The article suggested setting only one or two priorities for the day instead of the long list I was used to. For years, I’d organize my days around long to do lists.
What didn’t get done one day got transferred to the next day, and sometimes things I was resistant to traveled through a string of lists for weeks until guilt or a deadline pushed me into doing the task. I thought of these as ‘self-elongating lists.’
I held sacred my morning coffee-email ritual but knew I also had to practice what I preached and break through old boundaries. Finally, I thought, “What the heck! I’ll give this a try. If it doesn’t work I can go back to my old habit and comfort zone.”
Now, in the evening before I stop working for the day, I pick one or two things I’m resistant to doing. For example, tasks like cold calling a potential customer, dealing with bank business or taxes. Two of these go on the top of my list to accomplish in the morning before I languish over emails.
If there’s nothing in the resistance category, I choose a couple of pressing tasks to accomplish that day. To be honest with you, there is also a long trailing list of other things, but these two tasks are bolded and on the top of the list. They get top priority and my brain’s best functioning.

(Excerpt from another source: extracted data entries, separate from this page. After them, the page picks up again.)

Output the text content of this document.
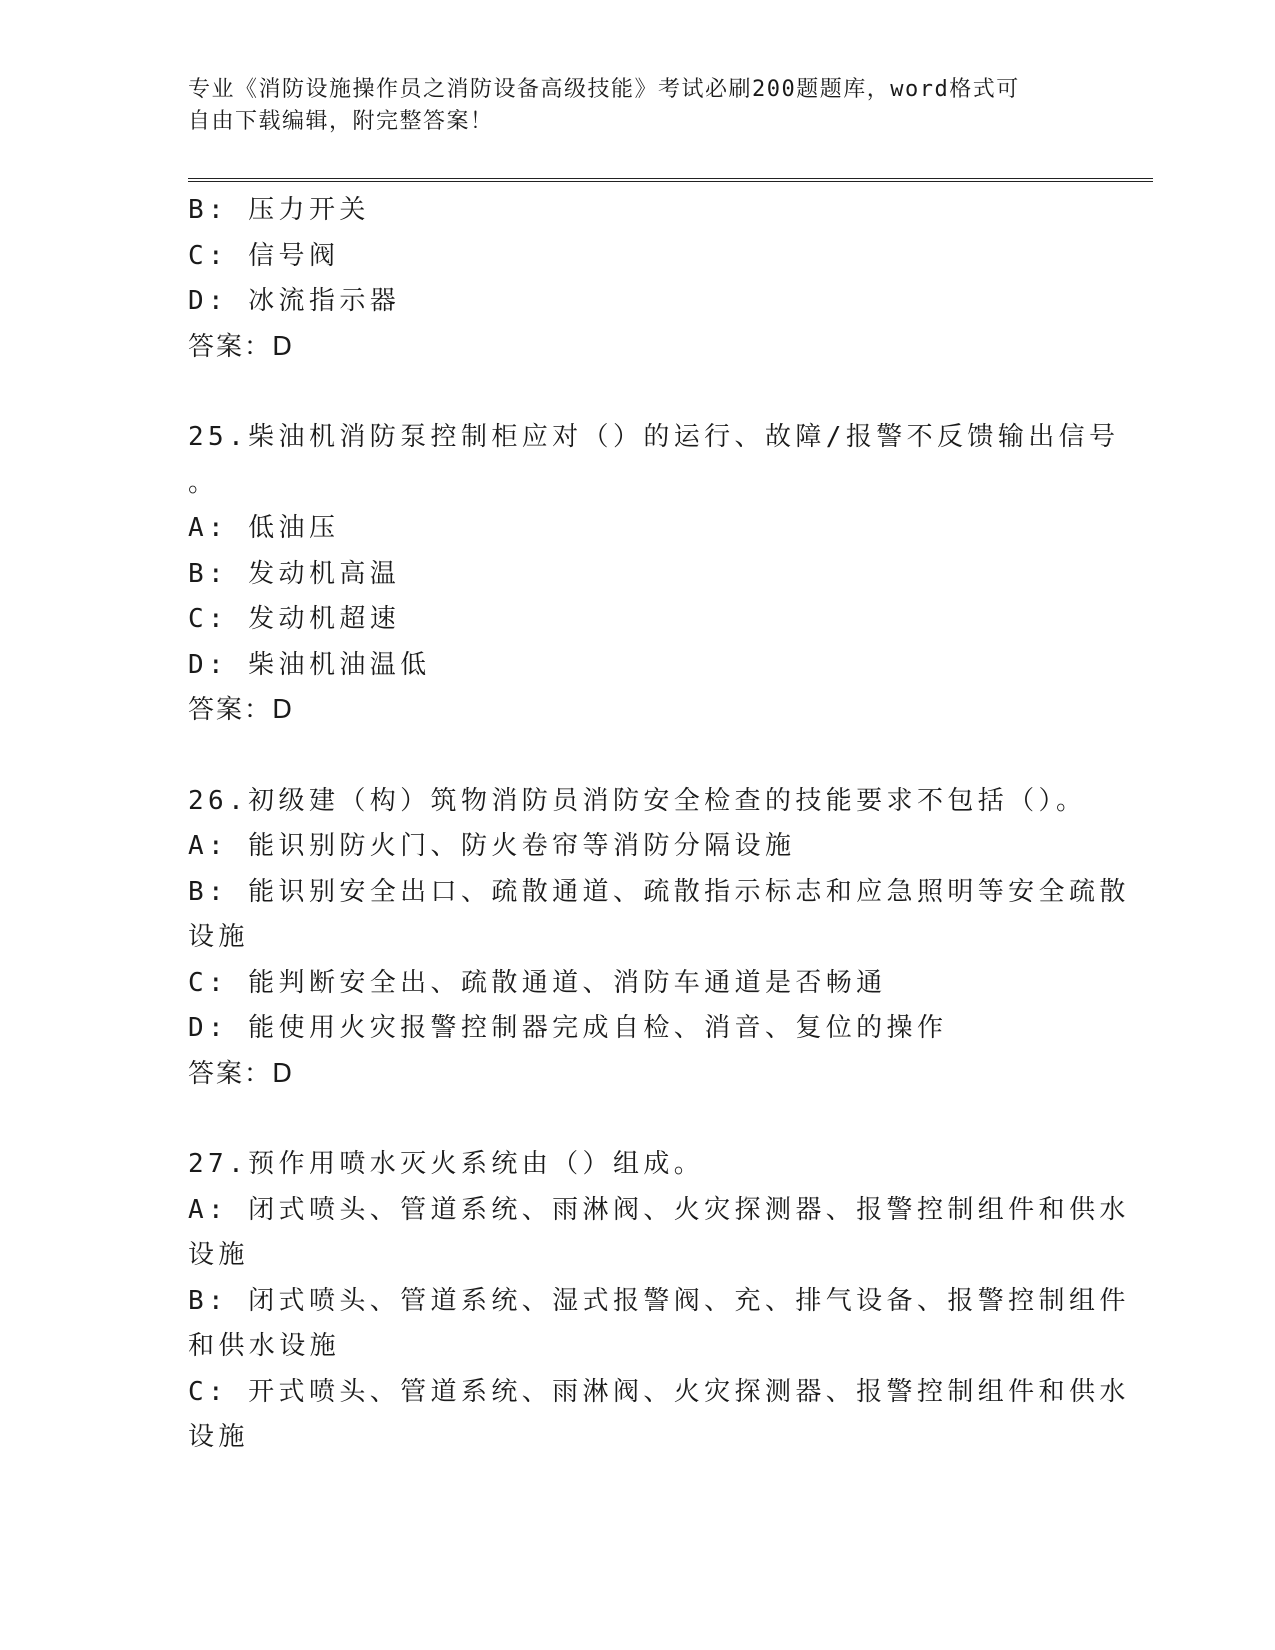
专业《消防设施操作员之消防设备高级技能》考试必刷200题题库，word格式可
自由下载编辑，附完整答案！
B: 压力开关
C: 信号阀
D: 冰流指示器
答案：D
25.柴油机消防泵控制柜应对（）的运行、故障/报警不反馈输出信号
。
A: 低油压
B: 发动机高温
C: 发动机超速
D: 柴油机油温低
答案：D
26.初级建（构）筑物消防员消防安全检查的技能要求不包括（）。
A: 能识别防火门、防火卷帘等消防分隔设施
B: 能识别安全出口、疏散通道、疏散指示标志和应急照明等安全疏散
设施
C: 能判断安全出、疏散通道、消防车通道是否畅通
D: 能使用火灾报警控制器完成自检、消音、复位的操作
答案：D
27.预作用喷水灭火系统由（）组成。
A: 闭式喷头、管道系统、雨淋阀、火灾探测器、报警控制组件和供水
设施
B: 闭式喷头、管道系统、湿式报警阀、充、排气设备、报警控制组件
和供水设施
C: 开式喷头、管道系统、雨淋阀、火灾探测器、报警控制组件和供水
设施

After doing this for just one week, I felt I’d been given a gift. As if by magic, the things I’d been resistant to doing were accomplished. A sense of wellbeing and pride now color my mornings. And at breakfast, instead of feeling the day is shot, I have even more energy to continue.
Many Sixty and Me readers are already retired. My non-working friends tell me they don’t know how they found time to work as their days are filled now with other activities.
This prioritizing technique can work for active retirees as well. Life seems to get busier and busier, and it’s easy to let important but boring tasks slide, like balancing the check book.
Try it and I think you’ll find, as I did, that you have a new outlook in your mornings.
How do you prioritize activities you are resistant to take on? What are you procrastinating about? Please feel free to share your most unwelcome tasks for today and how you tackle them.